A conforto di questa tendenza, ci sono i dati della campagna di monitoraggio 2022-2023 chiusa il 30 giugno scorso. Sono state campionate 266.366 piante – un monitoraggio estremamente capillare, che vede un primato della Puglia in Europa – e, tra queste, 365 sono state quelle individuate come positive, con 316 abbattimenti. I conti sono presto fatti: in passato si trovavano 3-4 piante positive ogni 100 e cioè 30-40 piante ogni 1.000, oggi c’è una pianta positiva ogni 1.000 campionate.

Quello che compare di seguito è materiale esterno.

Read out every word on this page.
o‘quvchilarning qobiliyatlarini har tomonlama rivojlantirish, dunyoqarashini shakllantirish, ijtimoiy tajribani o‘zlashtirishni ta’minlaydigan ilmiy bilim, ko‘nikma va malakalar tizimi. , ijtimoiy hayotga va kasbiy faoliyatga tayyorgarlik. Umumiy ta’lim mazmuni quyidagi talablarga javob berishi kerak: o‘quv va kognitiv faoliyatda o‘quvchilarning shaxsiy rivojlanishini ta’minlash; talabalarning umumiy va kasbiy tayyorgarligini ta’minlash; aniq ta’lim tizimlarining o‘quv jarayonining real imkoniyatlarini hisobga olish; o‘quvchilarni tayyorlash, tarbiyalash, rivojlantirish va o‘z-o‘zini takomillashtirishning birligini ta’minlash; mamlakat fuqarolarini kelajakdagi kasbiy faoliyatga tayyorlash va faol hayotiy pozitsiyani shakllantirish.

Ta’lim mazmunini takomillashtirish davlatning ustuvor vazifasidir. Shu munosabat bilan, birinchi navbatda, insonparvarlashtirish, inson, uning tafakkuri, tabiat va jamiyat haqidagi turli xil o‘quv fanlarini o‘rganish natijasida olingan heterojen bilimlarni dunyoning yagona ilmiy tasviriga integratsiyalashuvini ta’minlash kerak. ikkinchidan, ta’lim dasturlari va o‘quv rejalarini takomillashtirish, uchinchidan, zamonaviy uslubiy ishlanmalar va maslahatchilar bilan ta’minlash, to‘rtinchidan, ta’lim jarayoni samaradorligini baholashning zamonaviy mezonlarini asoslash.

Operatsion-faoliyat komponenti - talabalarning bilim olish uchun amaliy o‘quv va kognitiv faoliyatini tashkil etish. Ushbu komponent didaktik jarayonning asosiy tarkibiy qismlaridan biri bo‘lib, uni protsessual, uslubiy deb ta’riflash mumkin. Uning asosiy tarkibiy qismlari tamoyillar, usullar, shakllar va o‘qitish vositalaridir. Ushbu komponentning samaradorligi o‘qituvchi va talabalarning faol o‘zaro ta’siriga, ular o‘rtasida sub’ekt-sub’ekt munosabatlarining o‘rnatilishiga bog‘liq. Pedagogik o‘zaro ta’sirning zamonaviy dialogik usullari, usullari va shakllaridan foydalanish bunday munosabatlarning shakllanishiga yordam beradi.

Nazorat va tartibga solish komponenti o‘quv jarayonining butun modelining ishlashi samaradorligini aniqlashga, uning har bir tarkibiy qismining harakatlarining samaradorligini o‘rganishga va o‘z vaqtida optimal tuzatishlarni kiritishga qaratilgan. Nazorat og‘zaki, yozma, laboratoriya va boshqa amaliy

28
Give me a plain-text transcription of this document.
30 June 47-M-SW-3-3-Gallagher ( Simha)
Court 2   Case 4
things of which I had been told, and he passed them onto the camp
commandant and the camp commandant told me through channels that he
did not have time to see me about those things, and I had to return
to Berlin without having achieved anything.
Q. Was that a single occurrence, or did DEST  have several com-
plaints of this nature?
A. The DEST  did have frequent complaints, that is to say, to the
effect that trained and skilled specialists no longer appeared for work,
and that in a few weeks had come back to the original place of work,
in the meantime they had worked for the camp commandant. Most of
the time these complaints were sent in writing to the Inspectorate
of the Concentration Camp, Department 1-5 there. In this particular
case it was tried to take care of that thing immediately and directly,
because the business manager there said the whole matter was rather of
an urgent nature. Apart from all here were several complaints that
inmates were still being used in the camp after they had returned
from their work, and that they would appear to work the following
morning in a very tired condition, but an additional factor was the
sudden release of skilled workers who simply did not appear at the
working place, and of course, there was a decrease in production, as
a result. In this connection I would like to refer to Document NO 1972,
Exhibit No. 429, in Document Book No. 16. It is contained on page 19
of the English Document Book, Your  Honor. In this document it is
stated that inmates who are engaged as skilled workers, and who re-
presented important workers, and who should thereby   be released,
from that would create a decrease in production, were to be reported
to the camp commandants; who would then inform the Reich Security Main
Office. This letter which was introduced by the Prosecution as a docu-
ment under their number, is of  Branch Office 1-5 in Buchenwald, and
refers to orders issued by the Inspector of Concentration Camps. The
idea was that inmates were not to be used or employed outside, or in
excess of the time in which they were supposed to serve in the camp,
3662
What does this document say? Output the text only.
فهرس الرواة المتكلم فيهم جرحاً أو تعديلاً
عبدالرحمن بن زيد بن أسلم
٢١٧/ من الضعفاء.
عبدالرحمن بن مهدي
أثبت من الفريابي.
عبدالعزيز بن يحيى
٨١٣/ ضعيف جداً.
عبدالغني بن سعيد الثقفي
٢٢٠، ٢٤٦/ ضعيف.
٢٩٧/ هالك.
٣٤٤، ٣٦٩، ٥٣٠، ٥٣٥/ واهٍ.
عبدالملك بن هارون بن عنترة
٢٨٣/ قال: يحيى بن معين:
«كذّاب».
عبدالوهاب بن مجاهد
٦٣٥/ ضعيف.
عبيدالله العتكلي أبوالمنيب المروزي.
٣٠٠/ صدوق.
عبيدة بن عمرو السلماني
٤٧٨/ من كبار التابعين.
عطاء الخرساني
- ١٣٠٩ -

Un risultato raggiunto grazie «all’efficacia delle misure fitosanitarie obbligatorie, una lotta che facciamo contro una fase del ciclo biologico dell’insetto quando è ancora sul terreno, nella vegetazione. Facciamo le elaborazioni e in questa maniera riduciamo la densità della popolazione. E poi facciamo i trattamenti con prodotti chimici, quest’anno ne abbiamo fatti fare due, quando l’insetto va sulle piante, più o meno dopo la metà di maggio. In questa maniera qua riduciamo il rischio di diffusione della malattia.
IL FUTURO
Adesso occorre pensare al futuro, il che vuol dire continuare a convivere con la malattia. Nelle zone del Salento ormai compromesse, per esempio, l’idea è sostituire le varietà di piante suscettibili con varietà resistenti oppure impiantare specie diverse, anche per una rigenerazione del territorio. Che non significa solo piantare l’ulivo ma anche altre colture. C’è già un pezzo del territorio dove si deve convivere. Quando facciamo il contenimento, già di per sé questo significa che non possiamo eradicare l’organismo nocivo, quindi già è una forma di convivenza con la malattia. Se noi non intervenissimo con le misure di contenimento e di eradicazione la malattia si svilupperebbe non solo in Puglia, ma anche nelle altre regioni d’Italia e di Europa molto più velocemente. La Puglia, assieme alla Calabria, produce il 60% dell’olio italiano.